On my feeble laptop, this thing burns through Pascal Michel’s list of the 23 longest-running 5-state Turing machines in under 4 seconds.

# Conclusion

The programmable Turing machine model is both faster than the simulator model and affords a more authentic expression of computational processes. I therefore conclude that Turing machines are programmable, and the appropriate name for Turing machine representations is “program”.

# Discussion Questions

1. What format does the programmable Turing machine expect for its programs?
2. The programmable Turing machine only runs 5-state 2-color programs. Can it be extended to handle other cases?
3. What exactly went wrong with the “mass production” strategy? Could it be salvaged into something workable?
4. Why did the “mass production” strategy make the author’s laptop so hot?
5. Is it ethical to write nonstandard C?
6. Why doesn’t standard C permit putting labels into variables?

# Programming Exercises

1. Implement `1RB 1LC 1RC 1RB 1RD 0LE 1LA 1LD 1RH 0LA` directly (that is, without any mediating structure) in Scheme.
2. Implement the programmable Turing machine in Scheme.
3. Implement a Turing machine simulator in Python that is faster than the author’s.

# Footnotes

1 Martin Davis put it this way:

Before Turing the general supposition was that in dealing with such machines the three categories, machine, program, and data, were entirely separate entities. The machine was a physical object; today we would call it hardware. The program was the plan for doing a computation, perhaps embodied in punched cards or connections of cables in a plugboard. Finally, the data was the numerical input.
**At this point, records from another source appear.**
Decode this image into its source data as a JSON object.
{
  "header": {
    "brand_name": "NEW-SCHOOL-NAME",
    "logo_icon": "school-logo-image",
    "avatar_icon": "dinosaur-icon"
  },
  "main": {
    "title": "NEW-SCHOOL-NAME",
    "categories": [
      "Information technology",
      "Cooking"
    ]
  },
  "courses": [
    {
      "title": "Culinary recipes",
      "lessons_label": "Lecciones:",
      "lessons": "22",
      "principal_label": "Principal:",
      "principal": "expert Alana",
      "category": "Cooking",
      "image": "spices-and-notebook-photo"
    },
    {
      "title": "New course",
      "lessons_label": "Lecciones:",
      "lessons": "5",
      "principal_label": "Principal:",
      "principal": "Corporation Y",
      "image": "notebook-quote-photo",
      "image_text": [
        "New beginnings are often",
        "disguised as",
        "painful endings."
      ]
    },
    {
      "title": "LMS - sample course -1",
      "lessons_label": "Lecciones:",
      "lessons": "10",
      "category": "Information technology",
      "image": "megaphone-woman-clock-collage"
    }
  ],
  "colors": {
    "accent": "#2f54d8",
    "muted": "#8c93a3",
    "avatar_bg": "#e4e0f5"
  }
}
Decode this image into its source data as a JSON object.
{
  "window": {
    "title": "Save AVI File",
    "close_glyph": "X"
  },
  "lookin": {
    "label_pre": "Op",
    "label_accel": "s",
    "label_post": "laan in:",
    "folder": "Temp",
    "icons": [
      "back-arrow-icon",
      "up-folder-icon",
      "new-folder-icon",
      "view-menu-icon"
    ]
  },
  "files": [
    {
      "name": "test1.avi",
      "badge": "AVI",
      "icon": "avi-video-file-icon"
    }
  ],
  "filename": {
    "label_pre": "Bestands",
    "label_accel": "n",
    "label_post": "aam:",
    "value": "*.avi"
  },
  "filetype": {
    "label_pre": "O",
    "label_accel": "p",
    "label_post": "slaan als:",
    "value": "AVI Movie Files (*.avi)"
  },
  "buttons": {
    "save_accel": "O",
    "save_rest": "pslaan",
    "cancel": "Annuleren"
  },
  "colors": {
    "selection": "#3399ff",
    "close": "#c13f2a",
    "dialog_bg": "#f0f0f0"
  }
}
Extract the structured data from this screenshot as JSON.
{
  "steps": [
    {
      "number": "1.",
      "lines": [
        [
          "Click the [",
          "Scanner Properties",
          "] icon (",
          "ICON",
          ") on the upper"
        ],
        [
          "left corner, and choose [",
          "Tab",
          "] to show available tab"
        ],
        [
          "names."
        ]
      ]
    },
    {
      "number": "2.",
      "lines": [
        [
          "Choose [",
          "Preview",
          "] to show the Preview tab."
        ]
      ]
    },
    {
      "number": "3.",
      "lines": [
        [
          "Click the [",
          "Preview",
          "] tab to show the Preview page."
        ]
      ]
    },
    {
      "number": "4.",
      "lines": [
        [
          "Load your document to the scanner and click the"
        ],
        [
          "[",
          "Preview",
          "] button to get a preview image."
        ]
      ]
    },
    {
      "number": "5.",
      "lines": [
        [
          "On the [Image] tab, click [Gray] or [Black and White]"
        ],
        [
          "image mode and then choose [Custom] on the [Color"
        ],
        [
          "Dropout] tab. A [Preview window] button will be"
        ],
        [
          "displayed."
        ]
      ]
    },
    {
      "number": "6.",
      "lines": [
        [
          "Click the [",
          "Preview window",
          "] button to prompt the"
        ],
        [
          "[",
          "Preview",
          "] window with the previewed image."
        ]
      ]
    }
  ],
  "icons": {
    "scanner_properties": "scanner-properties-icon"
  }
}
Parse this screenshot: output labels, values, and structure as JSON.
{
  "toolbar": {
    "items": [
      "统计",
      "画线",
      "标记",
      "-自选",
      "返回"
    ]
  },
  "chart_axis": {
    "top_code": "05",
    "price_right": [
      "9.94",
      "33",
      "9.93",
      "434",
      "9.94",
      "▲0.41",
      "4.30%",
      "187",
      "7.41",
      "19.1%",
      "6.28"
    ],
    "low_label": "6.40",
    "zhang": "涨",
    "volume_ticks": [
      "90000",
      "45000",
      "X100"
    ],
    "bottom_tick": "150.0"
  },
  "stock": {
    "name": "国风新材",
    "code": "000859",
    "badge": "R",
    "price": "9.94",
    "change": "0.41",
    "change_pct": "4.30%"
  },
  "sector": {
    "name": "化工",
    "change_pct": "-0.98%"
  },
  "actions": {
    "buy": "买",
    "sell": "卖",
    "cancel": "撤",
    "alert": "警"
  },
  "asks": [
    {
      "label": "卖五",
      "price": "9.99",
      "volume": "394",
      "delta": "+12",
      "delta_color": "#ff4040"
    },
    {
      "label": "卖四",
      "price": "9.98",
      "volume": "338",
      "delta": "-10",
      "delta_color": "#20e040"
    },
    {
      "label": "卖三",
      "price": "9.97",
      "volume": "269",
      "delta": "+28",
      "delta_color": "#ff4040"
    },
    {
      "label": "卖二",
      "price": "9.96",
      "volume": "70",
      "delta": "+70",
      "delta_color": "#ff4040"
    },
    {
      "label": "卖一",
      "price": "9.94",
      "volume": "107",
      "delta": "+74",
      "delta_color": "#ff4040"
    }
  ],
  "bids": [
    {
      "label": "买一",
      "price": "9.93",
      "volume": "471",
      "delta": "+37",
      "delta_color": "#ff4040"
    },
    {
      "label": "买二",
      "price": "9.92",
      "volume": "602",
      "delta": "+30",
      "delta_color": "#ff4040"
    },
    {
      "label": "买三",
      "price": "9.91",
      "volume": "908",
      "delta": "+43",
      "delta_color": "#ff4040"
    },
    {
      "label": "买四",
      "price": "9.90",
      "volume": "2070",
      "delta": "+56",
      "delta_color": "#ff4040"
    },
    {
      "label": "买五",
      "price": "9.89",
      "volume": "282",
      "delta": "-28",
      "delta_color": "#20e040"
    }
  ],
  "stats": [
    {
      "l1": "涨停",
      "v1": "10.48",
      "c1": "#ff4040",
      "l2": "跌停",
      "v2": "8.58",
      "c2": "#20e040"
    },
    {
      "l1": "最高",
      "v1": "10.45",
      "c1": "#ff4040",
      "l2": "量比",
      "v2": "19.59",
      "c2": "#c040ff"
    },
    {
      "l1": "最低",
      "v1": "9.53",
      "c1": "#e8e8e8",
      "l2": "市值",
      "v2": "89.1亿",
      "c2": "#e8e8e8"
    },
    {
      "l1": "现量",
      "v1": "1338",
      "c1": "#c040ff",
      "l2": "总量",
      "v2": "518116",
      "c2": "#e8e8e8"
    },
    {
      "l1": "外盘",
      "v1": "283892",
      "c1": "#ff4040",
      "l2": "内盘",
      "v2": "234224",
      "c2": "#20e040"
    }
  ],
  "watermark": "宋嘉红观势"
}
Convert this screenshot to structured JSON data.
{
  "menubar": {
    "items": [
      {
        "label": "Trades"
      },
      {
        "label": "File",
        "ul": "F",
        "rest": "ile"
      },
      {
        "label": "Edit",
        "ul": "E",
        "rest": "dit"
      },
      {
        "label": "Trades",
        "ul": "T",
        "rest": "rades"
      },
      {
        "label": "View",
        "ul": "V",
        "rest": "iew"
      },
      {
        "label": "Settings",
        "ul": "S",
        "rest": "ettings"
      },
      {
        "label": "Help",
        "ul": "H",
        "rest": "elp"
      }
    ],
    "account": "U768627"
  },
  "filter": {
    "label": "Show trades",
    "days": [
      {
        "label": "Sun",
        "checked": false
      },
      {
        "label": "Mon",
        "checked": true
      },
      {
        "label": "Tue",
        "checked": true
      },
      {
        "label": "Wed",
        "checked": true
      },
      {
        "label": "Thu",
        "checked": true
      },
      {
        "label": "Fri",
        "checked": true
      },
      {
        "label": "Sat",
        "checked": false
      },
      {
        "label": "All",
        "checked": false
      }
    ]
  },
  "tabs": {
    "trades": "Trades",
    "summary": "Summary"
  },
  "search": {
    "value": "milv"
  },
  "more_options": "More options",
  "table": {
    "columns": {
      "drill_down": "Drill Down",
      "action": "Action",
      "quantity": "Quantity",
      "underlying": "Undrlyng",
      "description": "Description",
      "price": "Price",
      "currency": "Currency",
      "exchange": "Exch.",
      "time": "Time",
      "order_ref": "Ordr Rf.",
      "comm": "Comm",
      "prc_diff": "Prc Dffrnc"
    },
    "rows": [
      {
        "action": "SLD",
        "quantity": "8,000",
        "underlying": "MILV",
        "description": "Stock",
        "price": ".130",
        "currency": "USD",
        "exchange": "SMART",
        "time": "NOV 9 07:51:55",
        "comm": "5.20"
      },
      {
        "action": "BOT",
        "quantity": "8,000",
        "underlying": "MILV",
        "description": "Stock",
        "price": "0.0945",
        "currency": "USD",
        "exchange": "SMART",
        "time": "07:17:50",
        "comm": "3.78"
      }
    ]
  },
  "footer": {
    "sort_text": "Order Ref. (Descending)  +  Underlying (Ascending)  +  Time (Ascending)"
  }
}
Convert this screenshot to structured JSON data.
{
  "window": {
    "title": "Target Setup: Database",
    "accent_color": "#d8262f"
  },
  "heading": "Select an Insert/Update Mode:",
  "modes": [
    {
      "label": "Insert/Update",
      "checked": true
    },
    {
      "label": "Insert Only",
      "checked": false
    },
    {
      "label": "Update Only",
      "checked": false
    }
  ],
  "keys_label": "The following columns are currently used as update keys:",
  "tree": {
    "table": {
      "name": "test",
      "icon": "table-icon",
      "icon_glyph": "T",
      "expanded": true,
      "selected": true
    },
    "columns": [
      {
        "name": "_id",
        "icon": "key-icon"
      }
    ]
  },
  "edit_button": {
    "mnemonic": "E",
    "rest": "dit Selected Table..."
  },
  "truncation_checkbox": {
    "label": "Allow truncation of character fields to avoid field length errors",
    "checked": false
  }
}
Turing’s universal machine showed that the distinctness of these three categories is an illusion. A Turing machine is initially envisioned as a machine with mechanical parts, hardware. But its code on the tape of the universal machine functions as a program, detailing the instructions to the universal machine needed for the appropriate computation to be carried out. Finally, the universal machine in its step-by-step actions sees the digits of a machine code as just more data to be worked on. This fluidity among these three concepts is fundamental to contemporary computer practice.

2 In particular, there are the so-called “4-tuple” and “5-tuple” definitions. The 5-tuple definition is the standard for the Busy Beaver competition, and it’s what is used in this post.

3 Of course, a Python program is run by an interpreter, so a simulator written in Python is a program that runs a program that runs a program. The same goes for any “interpreted language”.

4 This reason will only be compelling to you if you are some kind of hippie weirdo, like me.

5 If anyone has a general-purpose Turing machine simulator written in Python that can do better, I would love to see it.

7 In standard C, this same logic could be expressed with a `switch` statement, but that is a little too close to the mediative simulation approach for my taste. It’s also slower.